I asked the owner if it was caused by a hard grounding and he said no, it was somewhat typical for keels on boats of this vintage (late 70's early 80's) to have what he called the "Catalina Smile" crack in the front of the keel. He said most people try refilling it each year with some sort of flexible filler. But generally most need to have this redone each season.

When I asked if there was any type of permanent fix that could be done on this. He said that he wasn't aware of anything that would last for more than a full season on most boats.

Has anyone else ever hear of this? If so what causes it? How serious of a problem is it? How concerned should I be? And is anyone here aware of a permanent fix for this type of crack?
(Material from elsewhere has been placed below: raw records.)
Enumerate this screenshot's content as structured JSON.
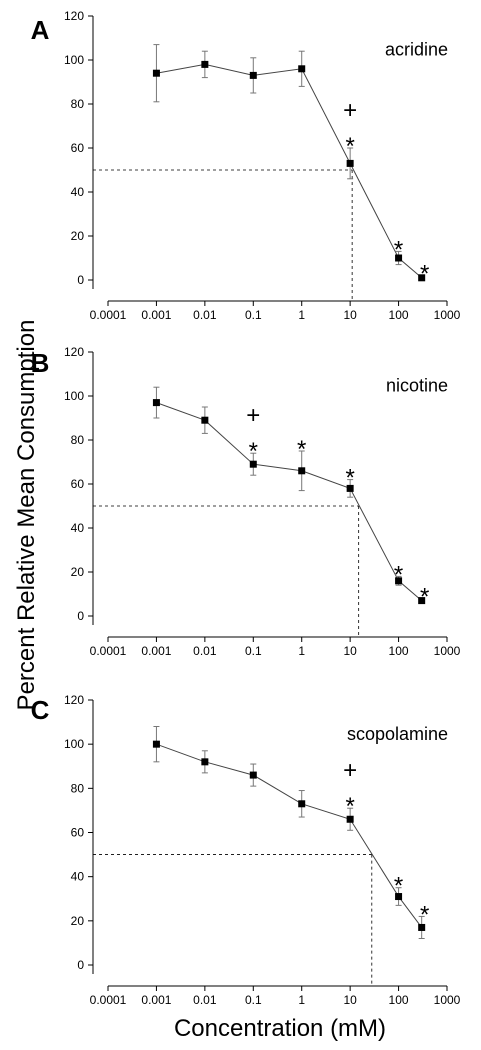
{
  "ylabel": "Percent Relative Mean Consumption",
  "xlabel": "Concentration (mM)",
  "chart_data": [
    {
      "type": "line",
      "letter": "A",
      "title": "acridine",
      "xscale": "log",
      "xlim": [
        0.0001,
        1000
      ],
      "ylim": [
        0,
        120
      ],
      "x_tick_labels": [
        "0.0001",
        "0.001",
        "0.01",
        "0.1",
        "1",
        "10",
        "100",
        "1000"
      ],
      "y_tick_labels": [
        "0",
        "20",
        "40",
        "60",
        "80",
        "100",
        "120"
      ],
      "x": [
        0.001,
        0.01,
        0.1,
        1,
        10,
        100,
        300
      ],
      "y": [
        94,
        98,
        93,
        96,
        53,
        10,
        1
      ],
      "error": [
        13,
        6,
        8,
        8,
        7,
        3,
        1
      ],
      "ec50": {
        "x": 11,
        "y": 50
      },
      "significance": [
        {
          "x": 10,
          "marks": [
            "+",
            "*"
          ]
        },
        {
          "x": 100,
          "marks": [
            "*"
          ]
        },
        {
          "x": 300,
          "marks": [
            "*"
          ]
        }
      ]
    },
    {
      "type": "line",
      "letter": "B",
      "title": "nicotine",
      "xscale": "log",
      "xlim": [
        0.0001,
        1000
      ],
      "ylim": [
        0,
        120
      ],
      "x_tick_labels": [
        "0.0001",
        "0.001",
        "0.01",
        "0.1",
        "1",
        "10",
        "100",
        "1000"
      ],
      "y_tick_labels": [
        "0",
        "20",
        "40",
        "60",
        "80",
        "100",
        "120"
      ],
      "x": [
        0.001,
        0.01,
        0.1,
        1,
        10,
        100,
        300
      ],
      "y": [
        97,
        89,
        69,
        66,
        58,
        16,
        7
      ],
      "error": [
        7,
        6,
        5,
        9,
        4,
        2,
        1
      ],
      "ec50": {
        "x": 15,
        "y": 50
      },
      "significance": [
        {
          "x": 0.1,
          "marks": [
            "+",
            "*"
          ]
        },
        {
          "x": 1,
          "marks": [
            "*"
          ]
        },
        {
          "x": 10,
          "marks": [
            "*"
          ]
        },
        {
          "x": 100,
          "marks": [
            "*"
          ]
        },
        {
          "x": 300,
          "marks": [
            "*"
          ]
        }
      ]
    },
    {
      "type": "line",
      "letter": "C",
      "title": "scopolamine",
      "xscale": "log",
      "xlim": [
        0.0001,
        1000
      ],
      "ylim": [
        0,
        120
      ],
      "x_tick_labels": [
        "0.0001",
        "0.001",
        "0.01",
        "0.1",
        "1",
        "10",
        "100",
        "1000"
      ],
      "y_tick_labels": [
        "0",
        "20",
        "40",
        "60",
        "80",
        "100",
        "120"
      ],
      "x": [
        0.001,
        0.01,
        0.1,
        1,
        10,
        100,
        300
      ],
      "y": [
        100,
        92,
        86,
        73,
        66,
        31,
        17
      ],
      "error": [
        8,
        5,
        5,
        6,
        5,
        4,
        5
      ],
      "ec50": {
        "x": 28,
        "y": 50
      },
      "significance": [
        {
          "x": 10,
          "marks": [
            "+",
            "*"
          ]
        },
        {
          "x": 100,
          "marks": [
            "*"
          ]
        },
        {
          "x": 300,
          "marks": [
            "*"
          ]
        }
      ]
    }
  ]
}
I found a reference to it here: "Catalina Smile" along with Catalina's rather expensive sounding recommendation of how to fix / rebuild it.
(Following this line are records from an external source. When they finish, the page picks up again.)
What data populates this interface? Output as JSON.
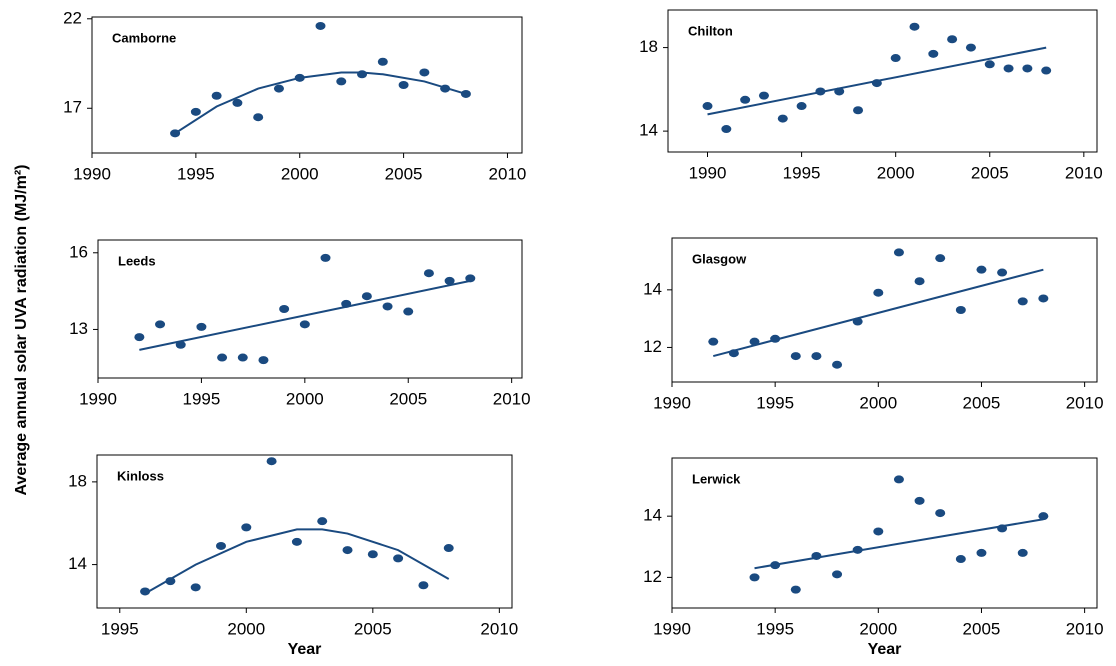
{
  "ylabel": "Average annual solar UVA radiation (MJ/m²)",
  "chart_data": [
    {
      "type": "scatter",
      "title": "Camborne",
      "color": "#1a4a80",
      "x": [
        1994,
        1995,
        1996,
        1997,
        1998,
        1999,
        2000,
        2001,
        2002,
        2003,
        2004,
        2005,
        2006,
        2007,
        2008
      ],
      "values": [
        15.6,
        16.8,
        17.7,
        17.3,
        16.5,
        18.1,
        18.7,
        21.6,
        18.5,
        18.9,
        19.6,
        18.3,
        19.0,
        18.1,
        17.8
      ],
      "fit": {
        "x": [
          1994,
          1996,
          1998,
          2000,
          2002,
          2003,
          2004,
          2006,
          2008
        ],
        "values": [
          15.6,
          17.1,
          18.1,
          18.7,
          19.0,
          19.0,
          18.9,
          18.5,
          17.8
        ]
      },
      "xlim": [
        1990,
        2010.7
      ],
      "xticks": [
        1990,
        1995,
        2000,
        2005,
        2010
      ],
      "ylim": [
        14.5,
        22.1
      ],
      "yticks": [
        17,
        22
      ]
    },
    {
      "type": "scatter",
      "title": "Chilton",
      "color": "#1a4a80",
      "x": [
        1990,
        1991,
        1992,
        1993,
        1994,
        1995,
        1996,
        1997,
        1998,
        1999,
        2000,
        2001,
        2002,
        2003,
        2004,
        2005,
        2006,
        2007,
        2008
      ],
      "values": [
        15.2,
        14.1,
        15.5,
        15.7,
        14.6,
        15.2,
        15.9,
        15.9,
        15.0,
        16.3,
        17.5,
        19.0,
        17.7,
        18.4,
        18.0,
        17.2,
        17.0,
        17.0,
        16.9
      ],
      "fit": {
        "x": [
          1990,
          2008
        ],
        "values": [
          14.8,
          18.0
        ]
      },
      "xlim": [
        1987.9,
        2010.7
      ],
      "xticks": [
        1990,
        1995,
        2000,
        2005,
        2010
      ],
      "ylim": [
        13,
        19.8
      ],
      "yticks": [
        14,
        18
      ]
    },
    {
      "type": "scatter",
      "title": "Leeds",
      "color": "#1a4a80",
      "x": [
        1992,
        1993,
        1994,
        1995,
        1996,
        1997,
        1998,
        1999,
        2000,
        2001,
        2002,
        2003,
        2004,
        2005,
        2006,
        2007,
        2008
      ],
      "values": [
        12.7,
        13.2,
        12.4,
        13.1,
        11.9,
        11.9,
        11.8,
        13.8,
        13.2,
        15.8,
        14.0,
        14.3,
        13.9,
        13.7,
        15.2,
        14.9,
        15.0
      ],
      "fit": {
        "x": [
          1992,
          2008
        ],
        "values": [
          12.2,
          14.9
        ]
      },
      "xlim": [
        1990,
        2010.5
      ],
      "xticks": [
        1990,
        1995,
        2000,
        2005,
        2010
      ],
      "ylim": [
        11.1,
        16.5
      ],
      "yticks": [
        13,
        16
      ]
    },
    {
      "type": "scatter",
      "title": "Glasgow",
      "color": "#1a4a80",
      "x": [
        1992,
        1993,
        1994,
        1995,
        1996,
        1997,
        1998,
        1999,
        2000,
        2001,
        2002,
        2003,
        2004,
        2005,
        2006,
        2007,
        2008
      ],
      "values": [
        12.2,
        11.8,
        12.2,
        12.3,
        11.7,
        11.7,
        11.4,
        12.9,
        13.9,
        15.3,
        14.3,
        15.1,
        13.3,
        14.7,
        14.6,
        13.6,
        13.7
      ],
      "fit": {
        "x": [
          1992,
          2008
        ],
        "values": [
          11.7,
          14.7
        ]
      },
      "xlim": [
        1990,
        2010.6
      ],
      "xticks": [
        1990,
        1995,
        2000,
        2005,
        2010
      ],
      "ylim": [
        10.8,
        15.8
      ],
      "yticks": [
        12,
        14
      ]
    },
    {
      "type": "scatter",
      "title": "Kinloss",
      "color": "#1a4a80",
      "xlabel": "Year",
      "x": [
        1996,
        1997,
        1998,
        1999,
        2000,
        2001,
        2002,
        2003,
        2004,
        2005,
        2006,
        2007,
        2008
      ],
      "values": [
        12.7,
        13.2,
        12.9,
        14.9,
        15.8,
        19.0,
        15.1,
        16.1,
        14.7,
        14.5,
        14.3,
        13.0,
        14.8
      ],
      "fit": {
        "x": [
          1996,
          1998,
          2000,
          2002,
          2003,
          2004,
          2006,
          2008
        ],
        "values": [
          12.6,
          14.0,
          15.1,
          15.7,
          15.7,
          15.5,
          14.7,
          13.3
        ]
      },
      "xlim": [
        1994.1,
        2010.5
      ],
      "xticks": [
        1995,
        2000,
        2005,
        2010
      ],
      "ylim": [
        11.9,
        19.3
      ],
      "yticks": [
        14,
        18
      ]
    },
    {
      "type": "scatter",
      "title": "Lerwick",
      "color": "#1a4a80",
      "xlabel": "Year",
      "x": [
        1994,
        1995,
        1996,
        1997,
        1998,
        1999,
        2000,
        2001,
        2002,
        2003,
        2004,
        2005,
        2006,
        2007,
        2008
      ],
      "values": [
        12.0,
        12.4,
        11.6,
        12.7,
        12.1,
        12.9,
        13.5,
        15.2,
        14.5,
        14.1,
        12.6,
        12.8,
        13.6,
        12.8,
        14.0
      ],
      "fit": {
        "x": [
          1994,
          2008
        ],
        "values": [
          12.3,
          13.9
        ]
      },
      "xlim": [
        1990,
        2010.6
      ],
      "xticks": [
        1990,
        1995,
        2000,
        2005,
        2010
      ],
      "ylim": [
        11,
        15.9
      ],
      "yticks": [
        12,
        14
      ]
    }
  ]
}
Here "C&C Smile Repair" I found a C&C with the exact same issue that tried fixing it with just filler compound. But no follow up as to how long the repair lasted.


----------



## boatpoker (Jul 21, 2008)

what size C&C ? Some of them are as you descibed ie. annual maintenance issues but on some C&C models it may be indicative of serious structural issues.


----------



## brak (Jan 5, 2007)

pretty much every older Catalina in the yard next to me has one  its a fact of life, apparently not too scary if properly maintained.


----------



## sailingdog (Mar 19, 2006)

LOL... yes, this is a very well known issue. IIRC, in many cases, it was due to the fact that Catalina, in a less than wise move, used plywood in the bilge for the keel support. Maine Sail has some very disturbing photos of what happens to plywood in a bilge.. .... it ain't pretty.  C&C may have had the same issues with some of their boats.
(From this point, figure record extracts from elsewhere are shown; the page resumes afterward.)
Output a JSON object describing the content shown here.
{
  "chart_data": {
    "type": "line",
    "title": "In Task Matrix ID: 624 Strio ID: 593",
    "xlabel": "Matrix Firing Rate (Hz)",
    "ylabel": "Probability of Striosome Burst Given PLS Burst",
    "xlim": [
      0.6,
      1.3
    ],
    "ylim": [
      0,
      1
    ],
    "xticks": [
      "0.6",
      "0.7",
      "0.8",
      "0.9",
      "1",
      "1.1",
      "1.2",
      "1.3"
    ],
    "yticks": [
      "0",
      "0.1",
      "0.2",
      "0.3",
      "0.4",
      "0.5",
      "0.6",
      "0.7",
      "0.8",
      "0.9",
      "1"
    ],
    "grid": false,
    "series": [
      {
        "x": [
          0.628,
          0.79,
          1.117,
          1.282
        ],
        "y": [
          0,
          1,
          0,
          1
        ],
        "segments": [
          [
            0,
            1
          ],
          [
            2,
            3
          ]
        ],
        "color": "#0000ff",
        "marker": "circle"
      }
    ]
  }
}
Yes, there is a proper fix, but it involves dropping the keel, removing the rotted plywood and rebuilding the keel support area with a very thick layer of fiberglass, and then rebedding the keel. While you're at it, you should probably inspect the 30 year old keel bolts and replace them as necessary. 
*
Filling the crack with filler compound is going to look like a repair, but it really isn't-it's just a cosmetic cover up of the problem. * Without rebuilding the keel support inside the hull, rebedding the keel and torquing the keel bolts to the proper specification, you run the risk of losing the keel and if that happens you could be killed, as happened in the Cynthia Woods sailboat case, when it lost its keel.


----------



## backcreeksailor (Mar 9, 2009)

This is a C&C 30'... I took pics if you want to see this particular crack. But it looks very similar to the "C&C Smile" link that I posted above.


----------



## deniseO30 (Nov 27, 2006)

Five catalina 30s in my YC all have the "smile" one owner did fix his, he's a machinist btw, Made very large washers or plates for the keel bolts and used I think he said 7 tubes of 5200 between the keel and hull.


----------



## boatpoker (Jul 21, 2008)

The C&C 30 is not one of the C&C problem hulls. Most 30's have been raced and likely need the keel bolts torqued which is an often overlooked maintenance item on a racer. The cracks occur due to the different expansion rates of lead and FRP and the joint filler being somewhat brittle. Some people use 5200 as a filler which allows for a little give.
If the keel bolts are sound and the boat has not been grounded I would'nt worry about it too much. Tap the leading lower edge of the keel with a small hammer to determine if it has been damaged and repaired with filler and check for fractures in the liner around the aft end of the keel.


----------



## sailingdog (Mar 19, 2006)

While the C&C 30 may not typically have a structural issue with the "smile", I would hesitate to say it is just that the keel bolts need to be re-torqued without doing an inspection of the boat. Also, given that the keel bolts are probably original to the boat, corrosion could be a factor—and it is probably a wise idea to inspect 30 year old keel bolts regardless.


----------



## boatpoker (Jul 21, 2008)

sailingdog said:


> While the C&C 30 may not typically have a structural issue with the "smile", I would hesitate to say it is just that the keel bolts need to be re-torqued without doing an inspection of the boat. Also, given that the keel bolts are probably original to the boat, corrosion could be a factor-and it is probably a wise idea to inspect 30 year old keel bolts regardless.


Agreed ! thats why I said "if the keel bolts are sound"


----------



## SJ34 (Jul 30, 2008)

*Keel Bolt Torque*

Does anybody know what the keel bolts should be torqued to? I know this will probably vary from one design to another but do builders actually recommend torque specs or is there some sort of guide as to how tight they should be by feel?


----------